They originally were trained to go outdoors when they were wee pups but then a pit bull moved in behind us and terrorized the neighborhood ($1000 vet bill for their next door neighbors yellow lab) so we were rather forced to go to pee pads (and I lost the use of my beautiful backyard) :angry: We used pee pads for a long time but I was transferred and we are temporarily in an apartment until we can get the lay of the land in the new place. The house had a tile and so if they sometimes got over the edge of the pad (BOYS!!) then it wasn't that big of a deal to clean up but with the apartment/ security deposits / and carpeting everywhere - even the bathroom - I moved them into a litterbox. They don't really seem all that enthusiastic about going back outside again now that they have been trained to the pee pads. Even when we travel I just get out of the car, put down a pee pad and they go, but they won't go if I walk them over to the doggie areas. They usually won't go if we take a walk either but as soon as they get home they head for the pad. Funny little guys. I suppose it is great that they know where they are supposed to go. 

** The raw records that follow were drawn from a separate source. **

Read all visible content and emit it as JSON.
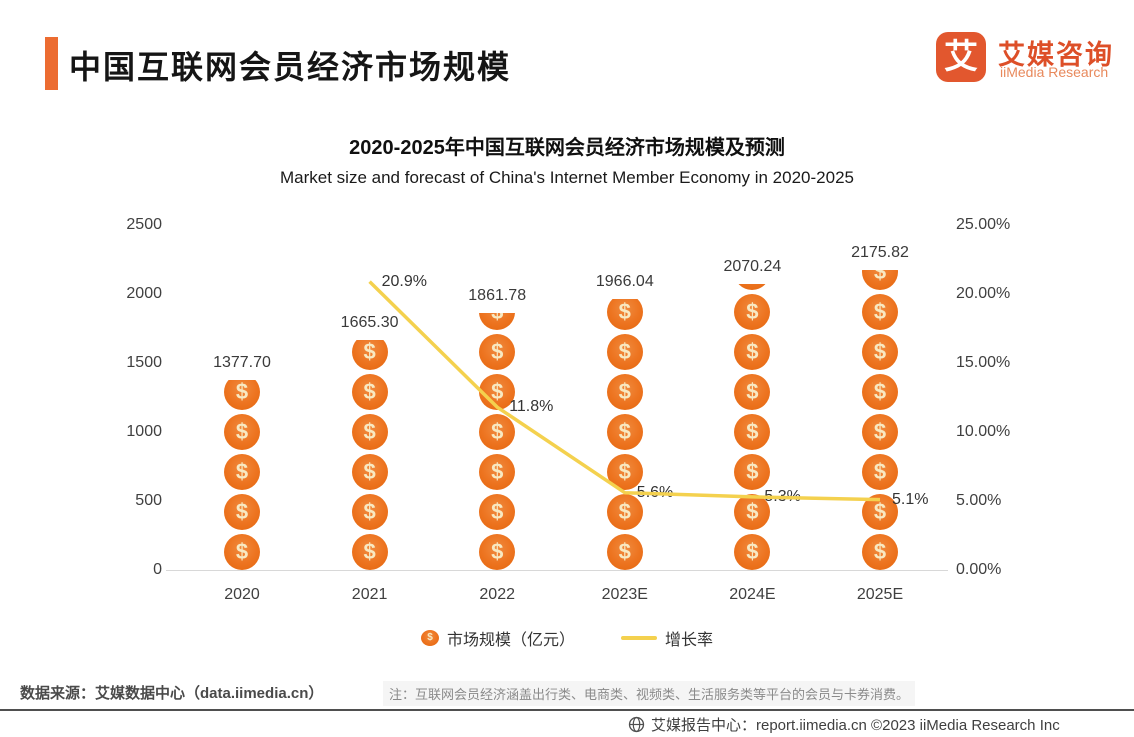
{
  "header": {
    "title": "中国互联网会员经济市场规模"
  },
  "logo": {
    "mark": "艾",
    "name_cn": "艾媒咨询",
    "name_en": "iiMedia Research"
  },
  "chart_data": {
    "type": "bar+line",
    "title": "2020-2025年中国互联网会员经济市场规模及预测",
    "subtitle": "Market size and forecast of China's Internet Member Economy in 2020-2025",
    "categories": [
      "2020",
      "2021",
      "2022",
      "2023E",
      "2024E",
      "2025E"
    ],
    "series": [
      {
        "name": "市场规模（亿元）",
        "type": "bar",
        "axis": "left",
        "color": "#ED7420",
        "values": [
          1377.7,
          1665.3,
          1861.78,
          1966.04,
          2070.24,
          2175.82
        ],
        "labels": [
          "1377.70",
          "1665.30",
          "1861.78",
          "1966.04",
          "2070.24",
          "2175.82"
        ]
      },
      {
        "name": "增长率",
        "type": "line",
        "axis": "right",
        "color": "#F4D14E",
        "values": [
          null,
          20.9,
          11.8,
          5.6,
          5.3,
          5.1
        ],
        "labels": [
          null,
          "20.9%",
          "11.8%",
          "5.6%",
          "5.3%",
          "5.1%"
        ]
      }
    ],
    "left_axis": {
      "ticks": [
        "2500",
        "2000",
        "1500",
        "1000",
        "500",
        "0"
      ],
      "range": [
        0,
        2500
      ]
    },
    "right_axis": {
      "ticks": [
        "25.00%",
        "20.00%",
        "15.00%",
        "10.00%",
        "5.00%",
        "0.00%"
      ],
      "range": [
        0,
        25
      ]
    },
    "grid": false,
    "legend_position": "bottom"
  },
  "legend": {
    "items": [
      {
        "icon": "coin-icon",
        "label": "市场规模（亿元）"
      },
      {
        "icon": "line-icon",
        "label": "增长率"
      }
    ]
  },
  "source": {
    "label": "数据来源：艾媒数据中心（data.iimedia.cn）",
    "note": "注：互联网会员经济涵盖出行类、电商类、视频类、生活服务类等平台的会员与卡券消费。"
  },
  "footer": {
    "label": "艾媒报告中心：report.iimedia.cn  ©2023  iiMedia Research Inc"
  }
}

The only litterboxes I found at Petsmart/PetCo/Walmart were kind of small though and they like to walk around and around in circles before they poo and so they were refusing to poo in the box. The other litterboxes didn't have any sides and so then we sometimes had accidents when they lifted thier legs. I did finally find a box though at a different petsmart a couple of days ago that is much larger and it seems to be working great! :aktion033: I did like the suggestions though for a covered cat litter box and the ferret tray actually sounded promising too. I'll have to file those ideas away for possible future use.

Linde, Monet and Mozart


----------



## carrie (Aug 24, 2004)

this is what i have... he's used it since i brought him home. it's a cat litter pan. i actually took this picture for someone else, i just cleaned the pan to get a pic... and while i was getting the camera he felt the overwhelming urge to use it. but i'm glad he did, so you can see where he lifts on it.


----------



## jlhajmom (Feb 23, 2008)

Another option would be to buy a large rubbermaid tub, and cut out one of the side to be an opening. I have a friend who has 11 rescue cats (and you cannot believe how clean and fresh her house smells) and this is what she did for litter boxes. It works like a charm. I do use the Purina Second Nature litter pans for my little Ava, and she just goes in them perfectly, but I did have to put her in there everytime she needed to go for the first month or so until she got the hang of it. Good luck!


----------